Kommentar 3: Wie die Kommission bereits dargelegt hat, würde die Möglichkeit für Züchter oder Landwirte, solche Pflanzen in der EU zu verwenden, unvorhersehbar werden, wenn Ausnahmeregelungen zugelassen würden. Ebenfalls würde es die Entwicklung und Verwendung von NGT-2-Pflanzen behindern. In diesem speziellen Fall erscheint die Position des Europäischen Parlaments vernünftiger als die des Rates. Es wäre durchaus ein akzeptabler Kompromiss.
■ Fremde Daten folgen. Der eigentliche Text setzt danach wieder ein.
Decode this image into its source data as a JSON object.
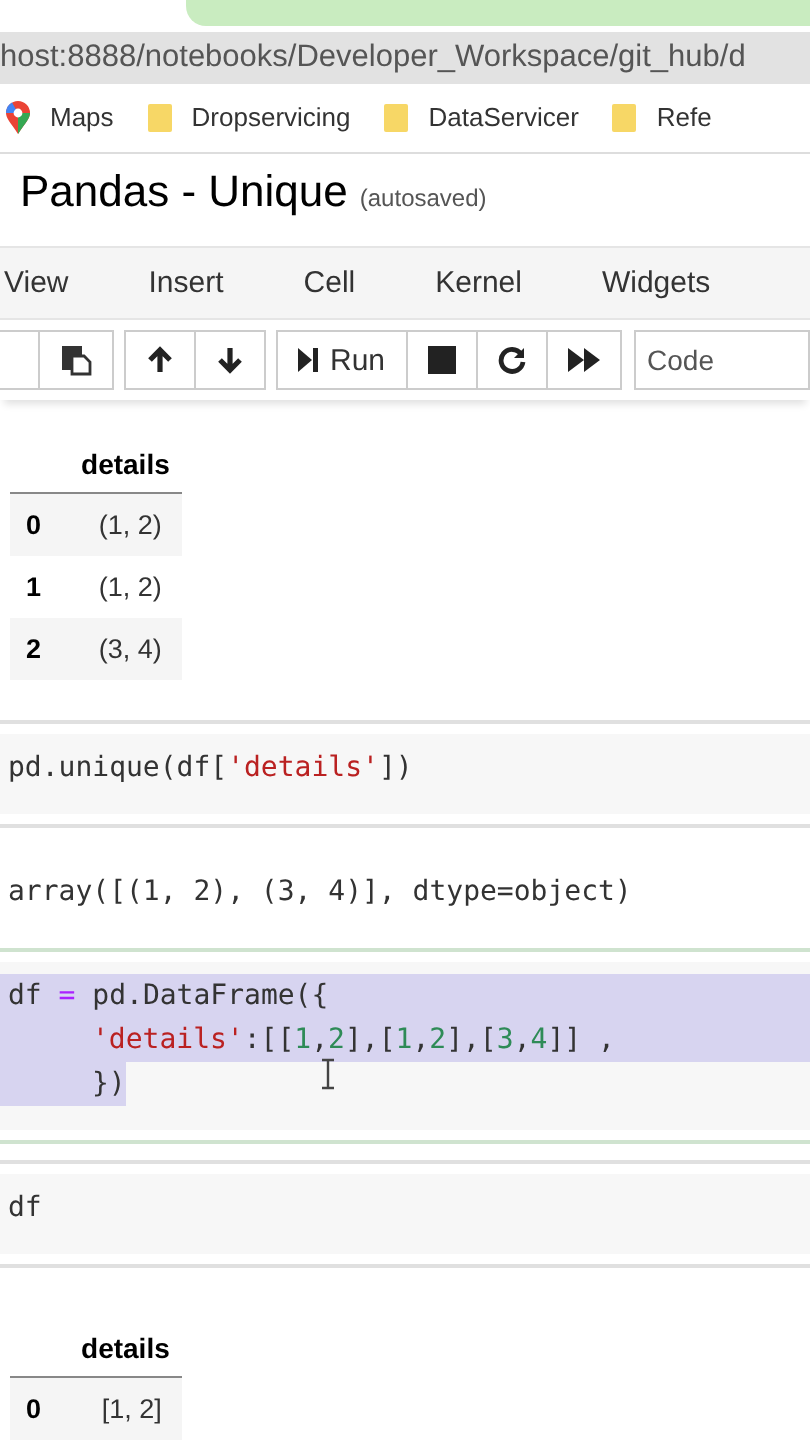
{
  "address_bar": {
    "url": "host:8888/notebooks/Developer_Workspace/git_hub/d"
  },
  "bookmarks": [
    {
      "label": "Maps",
      "kind": "maps"
    },
    {
      "label": "Dropservicing",
      "kind": "folder"
    },
    {
      "label": "DataServicer",
      "kind": "folder"
    },
    {
      "label": "Refe",
      "kind": "folder"
    }
  ],
  "notebook": {
    "title": "Pandas - Unique",
    "status": "(autosaved)"
  },
  "menu": [
    "View",
    "Insert",
    "Cell",
    "Kernel",
    "Widgets"
  ],
  "toolbar": {
    "run_label": "Run",
    "cell_type": "Code"
  },
  "cells": [
    {
      "kind": "table",
      "header": "details",
      "rows": [
        {
          "index": "0",
          "value": "(1, 2)"
        },
        {
          "index": "1",
          "value": "(1, 2)"
        },
        {
          "index": "2",
          "value": "(3, 4)"
        }
      ]
    },
    {
      "kind": "input",
      "selected": false,
      "lines": [
        {
          "highlighted": false,
          "indented": false,
          "tokens": [
            {
              "kind": "plain",
              "text": "pd.unique(df["
            },
            {
              "kind": "string",
              "text": "'details'"
            },
            {
              "kind": "plain",
              "text": "])"
            }
          ]
        }
      ]
    },
    {
      "kind": "output",
      "text": "array([(1, 2), (3, 4)], dtype=object)"
    },
    {
      "kind": "input",
      "selected": true,
      "lines": [
        {
          "highlighted": true,
          "indented": false,
          "tokens": [
            {
              "kind": "plain",
              "text": "df "
            },
            {
              "kind": "operator",
              "text": "="
            },
            {
              "kind": "plain",
              "text": " pd.DataFrame({"
            }
          ]
        },
        {
          "highlighted": true,
          "indented": true,
          "tokens": [
            {
              "kind": "string",
              "text": "'details'"
            },
            {
              "kind": "plain",
              "text": ":[["
            },
            {
              "kind": "number",
              "text": "1"
            },
            {
              "kind": "plain",
              "text": ","
            },
            {
              "kind": "number",
              "text": "2"
            },
            {
              "kind": "plain",
              "text": "],["
            },
            {
              "kind": "number",
              "text": "1"
            },
            {
              "kind": "plain",
              "text": ","
            },
            {
              "kind": "number",
              "text": "2"
            },
            {
              "kind": "plain",
              "text": "],["
            },
            {
              "kind": "number",
              "text": "3"
            },
            {
              "kind": "plain",
              "text": ","
            },
            {
              "kind": "number",
              "text": "4"
            },
            {
              "kind": "plain",
              "text": "]] ,"
            }
          ]
        },
        {
          "highlighted": true,
          "indented": true,
          "tokens": [
            {
              "kind": "plain",
              "text": "})"
            }
          ]
        }
      ]
    },
    {
      "kind": "input",
      "selected": false,
      "lines": [
        {
          "highlighted": false,
          "indented": false,
          "tokens": [
            {
              "kind": "plain",
              "text": "df"
            }
          ]
        }
      ]
    },
    {
      "kind": "table",
      "header": "details",
      "rows": [
        {
          "index": "0",
          "value": "[1, 2]"
        }
      ]
    }
  ]
}
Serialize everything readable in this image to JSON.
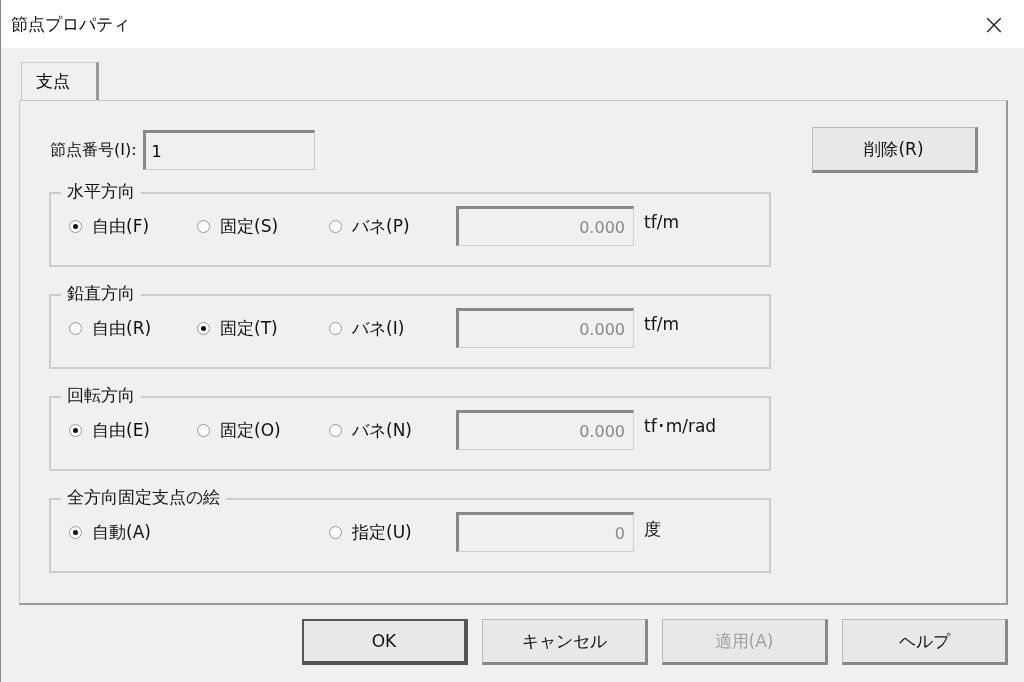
{
  "window": {
    "title": "節点プロパティ",
    "close": "×"
  },
  "tabs": [
    {
      "label": "支点",
      "selected": true
    }
  ],
  "node_number": {
    "label": "節点番号(I):",
    "value": "1"
  },
  "delete_button": "削除(R)",
  "groups": [
    {
      "title": "水平方向",
      "options": [
        {
          "label": "自由(F)",
          "selected": true
        },
        {
          "label": "固定(S)",
          "selected": false
        },
        {
          "label": "バネ(P)",
          "selected": false
        }
      ],
      "value": "0.000",
      "unit": "tf/m"
    },
    {
      "title": "鉛直方向",
      "options": [
        {
          "label": "自由(R)",
          "selected": false
        },
        {
          "label": "固定(T)",
          "selected": true
        },
        {
          "label": "バネ(I)",
          "selected": false
        }
      ],
      "value": "0.000",
      "unit": "tf/m"
    },
    {
      "title": "回転方向",
      "options": [
        {
          "label": "自由(E)",
          "selected": true
        },
        {
          "label": "固定(O)",
          "selected": false
        },
        {
          "label": "バネ(N)",
          "selected": false
        }
      ],
      "value": "0.000",
      "unit": "tf･m/rad"
    },
    {
      "title": "全方向固定支点の絵",
      "options": [
        {
          "label": "自動(A)",
          "selected": true
        },
        {
          "label": "指定(U)",
          "selected": false
        }
      ],
      "value": "0",
      "unit": "度"
    }
  ],
  "buttons": [
    {
      "label": "OK",
      "disabled": false,
      "default": true
    },
    {
      "label": "キャンセル",
      "disabled": false,
      "default": false
    },
    {
      "label": "適用(A)",
      "disabled": true,
      "default": false
    },
    {
      "label": "ヘルプ",
      "disabled": false,
      "default": false
    }
  ]
}
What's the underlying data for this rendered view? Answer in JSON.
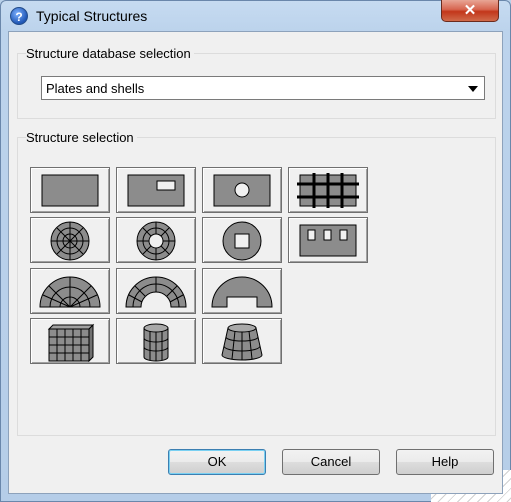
{
  "window": {
    "title": "Typical Structures",
    "close_glyph": "✕",
    "icon_glyph": "?",
    "icon_name": "help-question-icon"
  },
  "database_group": {
    "label": "Structure database selection",
    "selected": "Plates and shells"
  },
  "structure_group": {
    "label": "Structure selection",
    "items": [
      {
        "name": "plate-rectangular-icon"
      },
      {
        "name": "plate-rectangular-hole-icon"
      },
      {
        "name": "plate-circular-hole-icon"
      },
      {
        "name": "plate-stiffened-grid-icon"
      },
      {
        "name": "disc-meshed-icon"
      },
      {
        "name": "ring-meshed-icon"
      },
      {
        "name": "disc-square-hole-icon"
      },
      {
        "name": "plate-multiple-holes-icon"
      },
      {
        "name": "half-disc-meshed-icon"
      },
      {
        "name": "half-ring-meshed-icon"
      },
      {
        "name": "half-ring-icon"
      },
      {
        "name": "box-meshed-icon"
      },
      {
        "name": "cylinder-meshed-icon"
      },
      {
        "name": "cone-meshed-icon"
      }
    ]
  },
  "buttons": {
    "ok": "OK",
    "cancel": "Cancel",
    "help": "Help"
  },
  "colors": {
    "shape_fill": "#8c8c8c",
    "titlebar": "#c6dbf1",
    "close": "#c2361a"
  }
}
4 .  Maßnahmen zur Bewältigung der Auswirkungen von Patenten auf NGT-Pflanzen

„Das Parlament möchte alle NGT-Pflanzen von der Patentierbarkeit ausschließen und die Patentgesetzgebung in dieser Hinsicht ändern. Der Rat dagegen strebt an, die Transparenz in Bezug auf Patente für NGT-Pflanzen zu erhöhen, die Vergabe von Lizenzen zu fairen Bedingungen zu fördern und den Betreibern dabei zu helfen, sich im Bereich des geistigen Eigentums an Pflanzen zurechtzufinden, ohne die Patentgesetzgebung zu ändern.“

Kommentar 4: Wir haben uns bereits ausführlich zu der Frage der Patente geäußert [8] und vier Vorschläge unterbreitet, die weitgehend mit den Ansichten der polnischen Präsidentschaft übereinstimmen und keine Änderungen des Patentrechts erfordern.

Einige Parlamentarier haben kürzlich erklärt, dass der Rat und die Kommission „die Frage der Patentierbarkeit dieser neuen GVO ignorieren, was den europäischen Landwirten und kleinen Saatgutunternehmen das Genick brechen würde“ [5]. Wir sind der Ansicht, dass der vom Rat verfolgte Ansatz und die von AFBV und WGG vorgeschlagenen Maßnahmen im Gegenteil kleine Saatgutunternehmen und Start-ups im Bereich der Genomeditierung schützen und sicherstellen würden, dass NGT-Innovationen so schnell wie möglich von europäischen Landwirten genutzt werden könnten. Wir möchten darauf hinweisen, dass derzeit EU-Start-up-Unternehmen, die mit NTGs innovativ sind, wie Healthycrop (DK), Rainbow Crops (BE), Tropic BioSciences (UK) und Edivite (IT) (siehe online-Präsentationen der Unternehmen [9]), keine mit etablierten Saatgutunternehmen vergleichbaren Züchtungsprogramme haben und nur ungeschützte bestehende Sorten modifizieren können. Die einzige realistische Möglichkeit, eine Rendite für ihre Investitionen zu erzielen, besteht darin, dass ihre Innovationen patentrechtlich geschützt werden.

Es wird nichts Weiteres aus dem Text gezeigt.